Slapp Happy/Henry Cow
Desperate Straights
(ReR)
Bei
tempi quando – trentun anni or sono – la neonata Virgin Records firmava
contratti a destra e a manca scritturando alcune tra le più belle
realtà della musica inglese – e non solo: pensiamo ai Faust.
Fu proprio la presenza del bassista del gruppo tedesco a persuadere
chi scrive all’acquisto immediato – a scatola chiusa – di Casablanca Moon degli Slapp Happy: un album che scambiammo
per un esordio assoluto, assolutamente ignari di Sort Of e della storia
che già era stata. Il che non ci impedì comunque di godere
di tante belle canzoni, ora spiritose, ora liriche, sempre porte con
garbo ricco di personalità dalla caratteristica voce di Dagmar
Krause. Canzoni, quelle scritte da Peter Blegvad e Anthony Moore, che
i sentimenti espressi – e l’ironia – rendevano piacevolmente "inattuali"
eppure partecipi dello spirito di quei tempi.
L’anno
successivo Desperate Straights fu un lavoro assolutamente spiazzante,
e per più motivi. Le composizioni erano adesso più stringate,
e di ben diversa natura – Strayed, la sola provvista dell’abituale e
ironica spligliatezza, finiva per risultare quasi fuori posto. I tre
avevano fatto comunella con gli stimatissimi (e amati) Henry Cow e altri
amici, che fornirono vesti asciutte e austere aggiungendo clarinetto,
fagotto, oboe, flauto, tromba e trombone (nonché chitarra, basso
e batteria) alla chitarra e al piano di Blegvad e Moore. Ma crediamo
di poter dire che fu soprattutto la nuova veste interpretativa di Dagmar
Krause – molto più vicina alla "art song" e a certe
esperienze colte che alla più familiare vocalità "rock"

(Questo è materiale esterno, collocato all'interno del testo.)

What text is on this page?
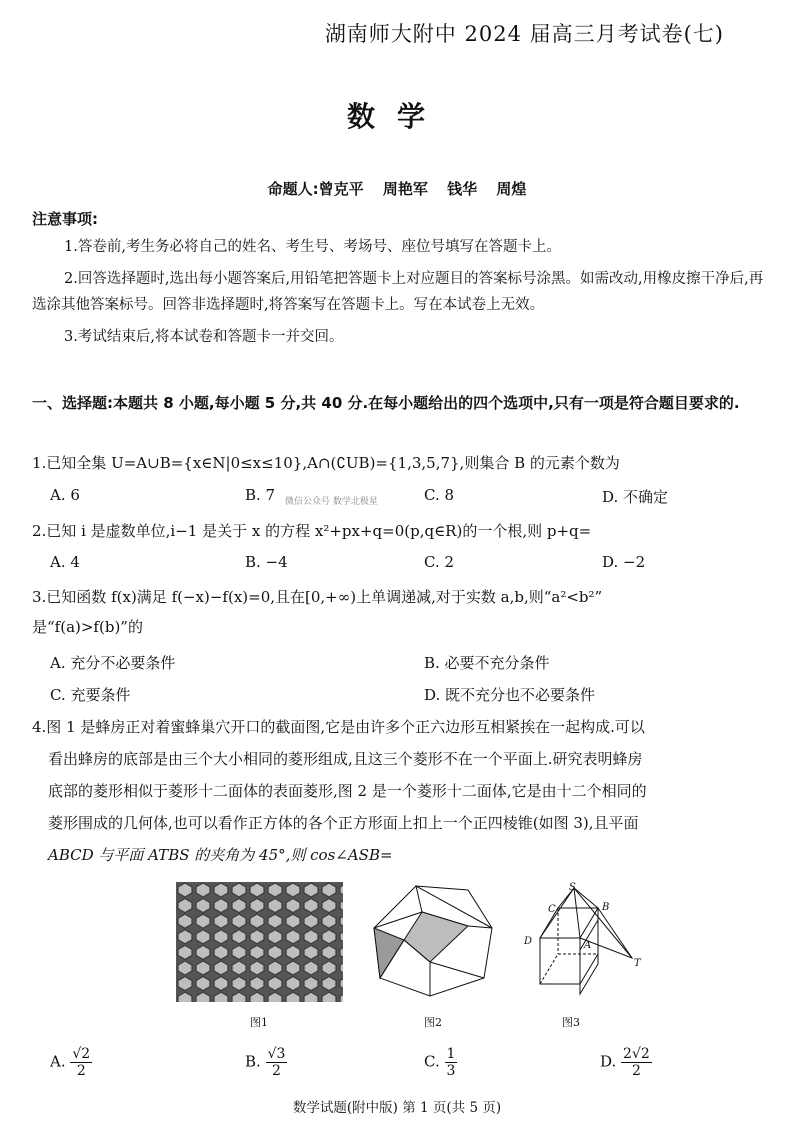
湖南师大附中 2024 届高三月考试卷(七)
数学
命题人:曾克平 周艳军 钱华 周煌
注意事项:
1.答卷前,考生务必将自己的姓名、考生号、考场号、座位号填写在答题卡上。
2.回答选择题时,选出每小题答案后,用铅笔把答题卡上对应题目的答案标号涂黑。如需改动,用橡皮擦干净后,再选涂其他答案标号。回答非选择题时,将答案写在答题卡上。写在本试卷上无效。
3.考试结束后,将本试卷和答题卡一并交回。
一、选择题:本题共 8 小题,每小题 5 分,共 40 分.在每小题给出的四个选项中,只有一项是符合题目要求的.
1.已知全集 U=A∪B={x∈N|0≤x≤10},A∩(∁UB)={1,3,5,7},则集合 B 的元素个数为
A. 6	B. 7	C. 8	D. 不确定
微信公众号 数学北极星
2.已知 i 是虚数单位,i−1 是关于 x 的方程 x²+px+q=0(p,q∈R)的一个根,则 p+q=
A. 4	B. −4	C. 2	D. −2
3.已知函数 f(x)满足 f(−x)−f(x)=0,且在[0,+∞)上单调递减,对于实数 a,b,则“a²<b²”
是“f(a)>f(b)”的
A. 充分不必要条件	B. 必要不充分条件
C. 充要条件	D. 既不充分也不必要条件
4.图 1 是蜂房正对着蜜蜂巢穴开口的截面图,它是由许多个正六边形互相紧挨在一起构成.可以
看出蜂房的底部是由三个大小相同的菱形组成,且这三个菱形不在一个平面上.研究表明蜂房
底部的菱形相似于菱形十二面体的表面菱形,图 2 是一个菱形十二面体,它是由十二个相同的
菱形围成的几何体,也可以看作正方体的各个正方形面上扣上一个正四棱锥(如图 3),且平面
ABCD 与平面 ATBS 的夹角为 45°,则 cos∠ASB=
S
C	B
D	A
T
图1	图2	图3
A. $\frac{√2}{2}$	B. $\frac{√3}{2}$	C. $\frac{1}{3}$	D. $\frac{2√2}{2}$
数学试题(附中版) 第 1 页(共 5 页)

– a costituire lo scoglio più arduo.
Superato
l’imbarazzo iniziale le canzoni risultavano essere dei piccoli gioielli
che si rivelavano compiutamente con gli ascolti – e qui basta citare
cose quali l’iniziale Some Questions About Hats, A Worm Is At Work,
Europa, Apes In Capes e Giants per dire dell’ampiezza del territorio
coperto. Citazione obbligatoria per Bad Alchemy, la cui musica è
firmata dal bassista degli Henry Cow, John Greaves: un brano destinato
a diventare un piccolo classico e a inaugurare una collaborazione –
quella con Blegvad – dal grande avvenire. Testi in grado di funzionare
a più livelli, arrangiamenti degni di nota. Qualche perplessità
nei confronti dei due strumentali: la title-track perché non
indispensabile, la conclusiva Caucasian Lullaby perché non sembra
davvero appartenere a questo disco.
La
nuova rimasterizzazione (opera del fidato Bob Drake) allarga enormemente
il campo stereo, e dispone gli strumentisti su di un immaginario palcoscenico.
Decisamente bilanciate, e ugualmente udibili, tutte le voci strumentali.
Il che ha provocato in chi scrive una strana perplessità, come
se stessimo ascoltando una partitura astratta prendere vita. Forse meno
"fedele" ma senz’altro più efficace ci era parsa la
masterizzazione su CD Virgin apparsa nel 1993, laddove il charleston
di Cutler e il basso di Greaves – dotati di una ben percepibile massa
– davano alle canzoni un ancoraggio e una direzione.